One exception would be if there are bone fragments or residue from giblets, as in a roasting chicken. In that case, feel free to rinse if you like. However, make sure you wipe down your sink afterwards.
HOW TO DEFROST CHICKEN
IN THE FRIDGE
This method is the most highly recommended. Chicken typically takes a full day to thaw. Once thawed, the poultry can remain in the refrigerator for a day or two before cooking.
IN COLD WATER
This should take two to three hours. Submerge your sealed chicken in a pot or bowl full of cold water. Change out the water every 30 minutes or so.
Do not use warm or hot water. It is unhealthy to do so. It can start cooking your chicken, and doesn’t evenly.

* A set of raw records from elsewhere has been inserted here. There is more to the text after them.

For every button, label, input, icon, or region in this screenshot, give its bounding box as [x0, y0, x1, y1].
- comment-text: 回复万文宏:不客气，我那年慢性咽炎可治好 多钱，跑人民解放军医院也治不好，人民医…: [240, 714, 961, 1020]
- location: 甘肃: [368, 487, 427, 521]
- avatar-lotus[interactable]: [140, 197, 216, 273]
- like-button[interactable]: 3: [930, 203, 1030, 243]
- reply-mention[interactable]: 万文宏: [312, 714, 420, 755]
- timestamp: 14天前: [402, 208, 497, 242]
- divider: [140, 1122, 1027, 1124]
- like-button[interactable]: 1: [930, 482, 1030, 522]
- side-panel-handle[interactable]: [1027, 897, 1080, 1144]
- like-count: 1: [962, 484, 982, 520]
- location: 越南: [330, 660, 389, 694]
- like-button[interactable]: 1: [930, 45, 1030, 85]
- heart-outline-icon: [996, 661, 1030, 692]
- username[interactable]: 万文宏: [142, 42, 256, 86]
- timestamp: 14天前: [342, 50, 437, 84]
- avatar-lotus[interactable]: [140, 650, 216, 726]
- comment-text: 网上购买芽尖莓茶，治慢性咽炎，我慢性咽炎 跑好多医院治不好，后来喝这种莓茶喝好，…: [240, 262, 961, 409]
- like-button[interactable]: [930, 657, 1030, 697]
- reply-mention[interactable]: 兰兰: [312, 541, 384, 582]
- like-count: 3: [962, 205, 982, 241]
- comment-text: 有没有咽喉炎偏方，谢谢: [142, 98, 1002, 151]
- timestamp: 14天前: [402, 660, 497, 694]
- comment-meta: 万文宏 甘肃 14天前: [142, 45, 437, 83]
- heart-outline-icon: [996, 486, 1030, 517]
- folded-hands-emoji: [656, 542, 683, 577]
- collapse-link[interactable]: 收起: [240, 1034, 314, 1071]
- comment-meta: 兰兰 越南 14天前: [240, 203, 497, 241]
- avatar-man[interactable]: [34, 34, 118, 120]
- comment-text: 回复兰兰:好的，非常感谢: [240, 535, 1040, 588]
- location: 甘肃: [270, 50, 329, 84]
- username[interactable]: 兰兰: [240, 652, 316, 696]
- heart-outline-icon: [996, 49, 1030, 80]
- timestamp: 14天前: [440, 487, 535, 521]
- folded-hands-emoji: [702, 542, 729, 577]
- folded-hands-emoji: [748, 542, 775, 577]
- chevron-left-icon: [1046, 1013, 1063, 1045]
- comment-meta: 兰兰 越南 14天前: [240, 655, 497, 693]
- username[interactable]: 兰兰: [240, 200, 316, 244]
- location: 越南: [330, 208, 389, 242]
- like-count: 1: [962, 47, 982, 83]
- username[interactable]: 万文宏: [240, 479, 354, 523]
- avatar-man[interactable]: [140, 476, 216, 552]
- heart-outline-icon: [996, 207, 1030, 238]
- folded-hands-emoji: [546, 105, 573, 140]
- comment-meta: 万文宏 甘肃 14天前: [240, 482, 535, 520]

IS IT SAFE TO REFREEZE RAW CHICKEN
If you have extra raw chicken that you didn’t use but want to refreeze, you can as long as it was thawed in the fridge.
According to the USDA, “food thawed in the refrigerator is safe to refreeze without cooking.” However, you do lose quality when refreezing previously defrosted meat.
Every time you defrost meat, it loses moisture through thawing which also leads to a loss in flavor. To compensate for this, marinate the meat to add more flavor and juice.”
The USDA also says not to “refreeze any foods left outside the refrigerator longer than 2 hours; 1 hour in temperatures above 90 °F.”